Why is Guns N’ Roses in the news?
It’s so easy to avoid getting sued by Axl Rose: simply avoid naming your business something that implies it might be affiliated with his eighties heavy-metal band. That’s a lesson that the owners of a Houston-area online store called Texas Guns and Roses learned the hard way last week, after they were served with a trademark lawsuit by attorneys for the group. The suit alleges that the store’s name is “likely to cause confusion.”
Uh-oh. Sounds like the band’s approach to potential trademark infringement isn’t exactly “anything goes.”
The shop’s owners may have believed they were in paradise city when they launched the concept, which is a store that sells guns, gun accessories, and roses, but the band felt otherwise. Some trademark holders take a live-and-let-live approach when confronting possible infringement of a somewhat dubious nature—it’s unlikely anyone believes that Axl and the boys opened a shop in Texas and dropped their predilection for abbreviating “and” as “N’ ” (a bit to which Rose is particularly committed). In this case, though, it appears that GNR’s approach is more live and let die.
Indeed. What else does the lawsuit say?
The suit goes beyond just the potential for confusion regarding whether customers might glimpse Axl or Slash behind the counter when they pop in for a bouquet and an AR-15. GNR’s civil war against the shop stems from the fact that Texas Guns and Roses has a political component to its website under a section of the site called “Firearms News,” where it advocates against firearm restrictions, expressing views that the members of the band don’t share. “GNR, quite reasonably, does not want to be associated with Defendant, a firearms and weapons retailer,” the lawsuit notes. “Furthermore, Defendant espouses political views related to the regulation and control of firearms and weapons on the Website that may be polarizing to many U.S. consumers.”
Sounds tricky. But the band doesn’t exactly stay away from polarizing subjects, does it?
That’s true, so don’t cry for it. In 1989, in response to a controversy surrounding the various slurs that appear in the lyrics of the song “One in a Million,” the New York Times ran a column with the headline “There’s a New Sound in Pop Music: Bigotry.” Two years later, Rose was accused of inciting a riot at a show in St. Louis, and he was found guilty of misdemeanor assault in the incident. More recently, he apologized for throwing his microphone into the crowd after a show last week in Australia, which allegedly led to a fan injury. Still, the lawsuit suggests that the band would prefer to create its own controversies, rather than deal with the aftermath of those created by an unaffiliated weapons shop–slash–florist. Accordingly, the band hopped on the locomotive to legal action.

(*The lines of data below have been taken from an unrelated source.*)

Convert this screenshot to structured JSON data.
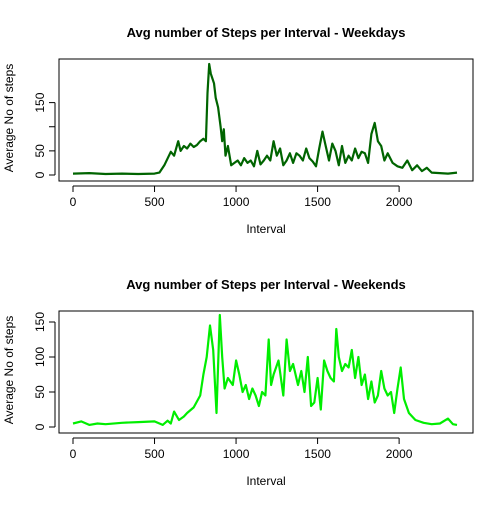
{
  "chart_data": [
    {
      "type": "line",
      "title": "Avg number of Steps per Interval - Weekdays",
      "xlabel": "Interval",
      "ylabel": "Average No of steps",
      "xlim": [
        0,
        2355
      ],
      "ylim": [
        0,
        230
      ],
      "xticks": [
        0,
        500,
        1000,
        1500,
        2000
      ],
      "yticks": [
        0,
        50,
        100,
        150
      ],
      "ytick_labels": [
        "0",
        "50",
        "",
        "150"
      ],
      "grid": false,
      "line_color": "#006400",
      "series": [
        {
          "x": [
            0,
            100,
            200,
            300,
            400,
            500,
            530,
            560,
            600,
            620,
            645,
            660,
            680,
            700,
            720,
            740,
            760,
            780,
            800,
            815,
            825,
            835,
            845,
            855,
            865,
            875,
            890,
            905,
            915,
            925,
            935,
            950,
            970,
            990,
            1010,
            1030,
            1050,
            1070,
            1090,
            1110,
            1130,
            1150,
            1170,
            1190,
            1210,
            1230,
            1250,
            1270,
            1290,
            1310,
            1330,
            1350,
            1370,
            1390,
            1410,
            1430,
            1450,
            1470,
            1490,
            1510,
            1530,
            1550,
            1570,
            1590,
            1610,
            1630,
            1650,
            1670,
            1690,
            1710,
            1730,
            1750,
            1770,
            1790,
            1810,
            1830,
            1850,
            1870,
            1890,
            1910,
            1930,
            1960,
            1990,
            2020,
            2050,
            2080,
            2110,
            2140,
            2170,
            2200,
            2250,
            2300,
            2355
          ],
          "y": [
            3,
            4,
            2,
            3,
            2,
            3,
            5,
            20,
            48,
            40,
            70,
            50,
            60,
            55,
            65,
            58,
            62,
            70,
            75,
            70,
            170,
            230,
            210,
            200,
            190,
            160,
            140,
            100,
            70,
            95,
            40,
            60,
            20,
            25,
            30,
            20,
            35,
            25,
            30,
            18,
            50,
            22,
            30,
            40,
            30,
            70,
            40,
            55,
            20,
            30,
            45,
            25,
            45,
            40,
            30,
            55,
            35,
            28,
            18,
            55,
            90,
            60,
            30,
            65,
            50,
            20,
            60,
            25,
            40,
            30,
            55,
            35,
            48,
            45,
            25,
            85,
            108,
            70,
            60,
            30,
            45,
            25,
            18,
            15,
            30,
            10,
            20,
            8,
            15,
            5,
            4,
            3,
            5
          ]
        }
      ]
    },
    {
      "type": "line",
      "title": "Avg number of Steps per Interval - Weekends",
      "xlabel": "Interval",
      "ylabel": "Average No of steps",
      "xlim": [
        0,
        2355
      ],
      "ylim": [
        0,
        160
      ],
      "xticks": [
        0,
        500,
        1000,
        1500,
        2000
      ],
      "yticks": [
        0,
        50,
        100,
        150
      ],
      "ytick_labels": [
        "0",
        "50",
        "100",
        "150"
      ],
      "grid": false,
      "line_color": "#00ee00",
      "series": [
        {
          "x": [
            0,
            50,
            100,
            150,
            200,
            300,
            400,
            500,
            550,
            580,
            600,
            620,
            650,
            680,
            700,
            740,
            780,
            800,
            820,
            840,
            860,
            880,
            900,
            915,
            930,
            950,
            980,
            1000,
            1020,
            1040,
            1060,
            1080,
            1100,
            1120,
            1140,
            1160,
            1180,
            1200,
            1215,
            1230,
            1260,
            1290,
            1310,
            1330,
            1350,
            1380,
            1400,
            1420,
            1440,
            1460,
            1480,
            1500,
            1520,
            1540,
            1560,
            1580,
            1600,
            1615,
            1630,
            1650,
            1670,
            1690,
            1710,
            1730,
            1750,
            1770,
            1790,
            1810,
            1830,
            1850,
            1870,
            1890,
            1910,
            1930,
            1950,
            1970,
            1990,
            2010,
            2030,
            2060,
            2100,
            2150,
            2200,
            2250,
            2300,
            2330,
            2355
          ],
          "y": [
            5,
            8,
            3,
            5,
            4,
            6,
            7,
            8,
            3,
            9,
            5,
            22,
            10,
            15,
            20,
            28,
            45,
            75,
            100,
            145,
            110,
            20,
            160,
            100,
            55,
            70,
            60,
            95,
            75,
            50,
            60,
            40,
            55,
            45,
            30,
            50,
            45,
            125,
            60,
            75,
            95,
            45,
            125,
            80,
            90,
            60,
            80,
            50,
            100,
            30,
            35,
            70,
            25,
            95,
            80,
            70,
            65,
            140,
            100,
            80,
            90,
            85,
            110,
            70,
            100,
            60,
            75,
            40,
            65,
            35,
            45,
            80,
            55,
            45,
            50,
            20,
            55,
            85,
            40,
            20,
            10,
            6,
            4,
            5,
            12,
            4,
            3
          ]
        }
      ]
    }
  ]
}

You might say GNR took the night train past a cease-and-desist letter. What’s this store all about, anyway?
Visitors to TexasGunsAndRoses.com who are shopping for both of the normally disparate items are much more likely to find the former than the latter. The site lists its categories as: lower receivers (for firearms), handguns, rifles, shotguns, ammo, magazines, optics, knives, parts and gear (such as body armor), suppressors, and then one tab for “roses,” through which shoppers can purchase one of four available bouquets.
Lawsuits between small local businesses and large, well-established brands tend not to end well for the former, as anyone who’s ever been accused of violating the Buc-ee’s trademark is well aware. Buc-ee’s, for example, won a trademark infringement case before a jury in a lawsuit against a roadside gas station whose mascot was an alligator, which is definitely not a beaver—which tends to put the onus on the less-resourced defendant to either change its name or risk losing a fortune in legal fees and then changing its name anyway.
This sure could keep everyone pretty tied up. Is Texas Guns and Roses going to get in the ring with the band?
It looks that way for now. A lawyer for the shop told Gizmodo that the lawsuit acknowledges Guns N’ Roses has no evidence of confusion between the band and the store, and he indicated that the latter intends to push back: “We will be fighting back on this,” said Houston attorney David Clark. We’ll see how it plays out, but given the history of similar cases—in Texas and elsewhere—we wouldn’t be surprised to learn, once again, that nothing lasts forever in the cold November rain.